Data processed by this service is split into Collections, which store their data in instances of databases of various types. See the snoop.data.collections module for more details.

SQL Database#

For each collection, the database models defined in snoop.data.models are deployed in a separate database for it. The structures defined here are mapped by Django ORM to SQL; we currently use PostgresQL as a backend.

Blobs / object storage#

The rows in snoop.data.models.Blob have their data stored in a separate object storage (now just some files on disk). Since the primary key is extracted from the content hash, this table de-duplicates all data in the collection, both for input data, and also for intermediary and output data.

Elasticsearch Index#

The results of the metadata extraction are sent to Elasticsearch for searching The searching itself is not handled on this service. See snoop.data.indexing for the details on Elasticsearch data mapping, and the implementation of indexing.

Tasks#

Work done by this service is tracked and scheduled using an improvised system for running directed acyclic graphs (DAGs) of idempotent tasks.

Ingestion and archive extraction tasks#

The data processing pipeline starts in snoop.data.filesystem with tasks that walk directories, extract archives and extract attachments from their emails. Documents may also be converted into more usable formats here.

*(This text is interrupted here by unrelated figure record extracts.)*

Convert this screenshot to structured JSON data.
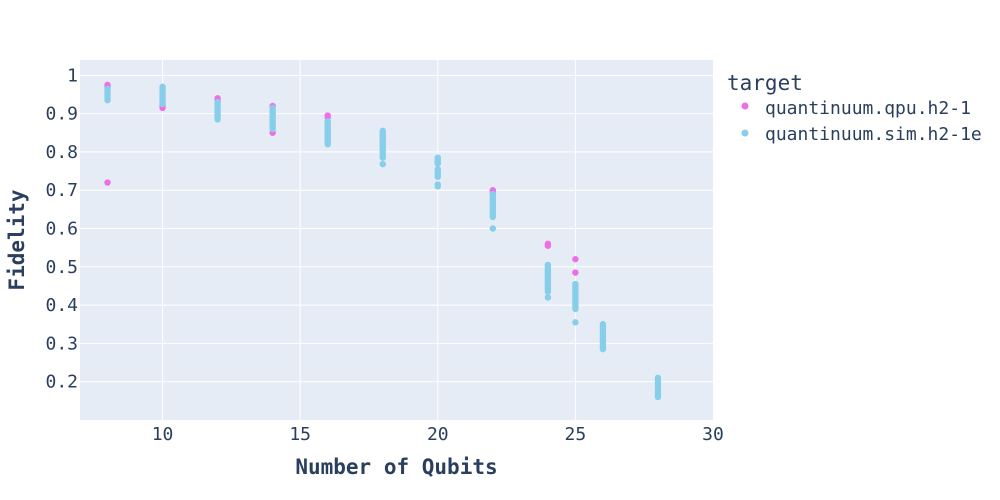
{
  "chart_data": {
    "type": "scatter",
    "xlabel": "Number of Qubits",
    "ylabel": "Fidelity",
    "xlim": [
      7,
      30
    ],
    "ylim": [
      0.1,
      1.04
    ],
    "x_ticks": [
      "10",
      "15",
      "20",
      "25",
      "30"
    ],
    "y_ticks": [
      "0.2",
      "0.3",
      "0.4",
      "0.5",
      "0.6",
      "0.7",
      "0.8",
      "0.9",
      "1"
    ],
    "grid": true,
    "legend": {
      "title": "target",
      "placement": "right"
    },
    "series": [
      {
        "name": "quantinuum.qpu.h2-1",
        "color": "#ef6ee8",
        "points": [
          [
            8,
            0.975
          ],
          [
            8,
            0.97
          ],
          [
            8,
            0.72
          ],
          [
            10,
            0.915
          ],
          [
            10,
            0.92
          ],
          [
            12,
            0.94
          ],
          [
            12,
            0.935
          ],
          [
            14,
            0.85
          ],
          [
            14,
            0.92
          ],
          [
            16,
            0.895
          ],
          [
            16,
            0.89
          ],
          [
            18,
            0.84
          ],
          [
            20,
            0.77
          ],
          [
            22,
            0.7
          ],
          [
            22,
            0.695
          ],
          [
            24,
            0.56
          ],
          [
            24,
            0.555
          ],
          [
            25,
            0.52
          ],
          [
            25,
            0.485
          ]
        ]
      },
      {
        "name": "quantinuum.sim.h2-1e",
        "color": "#87ceeb",
        "points": [
          [
            8,
            0.935
          ],
          [
            8,
            0.94
          ],
          [
            8,
            0.945
          ],
          [
            8,
            0.95
          ],
          [
            8,
            0.955
          ],
          [
            8,
            0.96
          ],
          [
            8,
            0.965
          ],
          [
            10,
            0.925
          ],
          [
            10,
            0.93
          ],
          [
            10,
            0.935
          ],
          [
            10,
            0.94
          ],
          [
            10,
            0.945
          ],
          [
            10,
            0.95
          ],
          [
            10,
            0.955
          ],
          [
            10,
            0.96
          ],
          [
            10,
            0.965
          ],
          [
            10,
            0.97
          ],
          [
            12,
            0.885
          ],
          [
            12,
            0.89
          ],
          [
            12,
            0.895
          ],
          [
            12,
            0.9
          ],
          [
            12,
            0.905
          ],
          [
            12,
            0.91
          ],
          [
            12,
            0.915
          ],
          [
            12,
            0.92
          ],
          [
            12,
            0.925
          ],
          [
            12,
            0.93
          ],
          [
            14,
            0.86
          ],
          [
            14,
            0.865
          ],
          [
            14,
            0.87
          ],
          [
            14,
            0.875
          ],
          [
            14,
            0.88
          ],
          [
            14,
            0.885
          ],
          [
            14,
            0.89
          ],
          [
            14,
            0.895
          ],
          [
            14,
            0.9
          ],
          [
            14,
            0.905
          ],
          [
            14,
            0.91
          ],
          [
            14,
            0.915
          ],
          [
            16,
            0.82
          ],
          [
            16,
            0.825
          ],
          [
            16,
            0.83
          ],
          [
            16,
            0.835
          ],
          [
            16,
            0.84
          ],
          [
            16,
            0.845
          ],
          [
            16,
            0.85
          ],
          [
            16,
            0.855
          ],
          [
            16,
            0.86
          ],
          [
            16,
            0.865
          ],
          [
            16,
            0.87
          ],
          [
            16,
            0.875
          ],
          [
            16,
            0.88
          ],
          [
            18,
            0.768
          ],
          [
            18,
            0.785
          ],
          [
            18,
            0.79
          ],
          [
            18,
            0.795
          ],
          [
            18,
            0.8
          ],
          [
            18,
            0.805
          ],
          [
            18,
            0.81
          ],
          [
            18,
            0.815
          ],
          [
            18,
            0.82
          ],
          [
            18,
            0.825
          ],
          [
            18,
            0.83
          ],
          [
            18,
            0.835
          ],
          [
            18,
            0.84
          ],
          [
            18,
            0.845
          ],
          [
            18,
            0.85
          ],
          [
            18,
            0.855
          ],
          [
            20,
            0.71
          ],
          [
            20,
            0.715
          ],
          [
            20,
            0.735
          ],
          [
            20,
            0.74
          ],
          [
            20,
            0.745
          ],
          [
            20,
            0.75
          ],
          [
            20,
            0.755
          ],
          [
            20,
            0.77
          ],
          [
            20,
            0.775
          ],
          [
            20,
            0.78
          ],
          [
            20,
            0.785
          ],
          [
            22,
            0.6
          ],
          [
            22,
            0.63
          ],
          [
            22,
            0.635
          ],
          [
            22,
            0.64
          ],
          [
            22,
            0.645
          ],
          [
            22,
            0.65
          ],
          [
            22,
            0.655
          ],
          [
            22,
            0.66
          ],
          [
            22,
            0.665
          ],
          [
            22,
            0.67
          ],
          [
            22,
            0.675
          ],
          [
            22,
            0.68
          ],
          [
            22,
            0.685
          ],
          [
            22,
            0.69
          ],
          [
            24,
            0.42
          ],
          [
            24,
            0.435
          ],
          [
            24,
            0.44
          ],
          [
            24,
            0.445
          ],
          [
            24,
            0.45
          ],
          [
            24,
            0.455
          ],
          [
            24,
            0.46
          ],
          [
            24,
            0.465
          ],
          [
            24,
            0.47
          ],
          [
            24,
            0.475
          ],
          [
            24,
            0.48
          ],
          [
            24,
            0.485
          ],
          [
            24,
            0.49
          ],
          [
            24,
            0.495
          ],
          [
            24,
            0.5
          ],
          [
            24,
            0.505
          ],
          [
            25,
            0.355
          ],
          [
            25,
            0.39
          ],
          [
            25,
            0.395
          ],
          [
            25,
            0.4
          ],
          [
            25,
            0.405
          ],
          [
            25,
            0.41
          ],
          [
            25,
            0.415
          ],
          [
            25,
            0.42
          ],
          [
            25,
            0.425
          ],
          [
            25,
            0.43
          ],
          [
            25,
            0.435
          ],
          [
            25,
            0.44
          ],
          [
            25,
            0.445
          ],
          [
            25,
            0.45
          ],
          [
            25,
            0.455
          ],
          [
            26,
            0.285
          ],
          [
            26,
            0.29
          ],
          [
            26,
            0.295
          ],
          [
            26,
            0.3
          ],
          [
            26,
            0.305
          ],
          [
            26,
            0.31
          ],
          [
            26,
            0.315
          ],
          [
            26,
            0.32
          ],
          [
            26,
            0.325
          ],
          [
            26,
            0.33
          ],
          [
            26,
            0.335
          ],
          [
            26,
            0.34
          ],
          [
            26,
            0.345
          ],
          [
            26,
            0.35
          ],
          [
            28,
            0.16
          ],
          [
            28,
            0.165
          ],
          [
            28,
            0.17
          ],
          [
            28,
            0.175
          ],
          [
            28,
            0.18
          ],
          [
            28,
            0.185
          ],
          [
            28,
            0.19
          ],
          [
            28,
            0.195
          ],
          [
            28,
            0.2
          ],
          [
            28,
            0.205
          ],
          [
            28,
            0.21
          ]
        ]
      }
    ]
  }
}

Document processing and metadata extraction tasks#

With the de-duplicated documents identified from the previous step, further processing is done in snoop.data.digests. Tasks run here are only concerned with extracting metadata from a single document, and then making it available through search and API. The snoop.data.digests.launch task schedules more tasks from snoop.data.analyzers to run, and then another task snoop.data.digests.gather combines their results.

Indexing tasks#

After snoop.data.digests.gather finishes running, its result is stored as the Digest result. The last task in the chain, snoop.data.digests.index, uploads this result to elasticsearch.

The results are stored as Blobs for easy re-indexing and fast API response times.

Django#

We use tend to use Django framework to its fullest, so all usual conventions apply here:

Scripts are called management commands and are run with ./manage.py.
URL routes are in snoop.urls and snoop.data.urls.
Settings are in snoop.defaultsettings.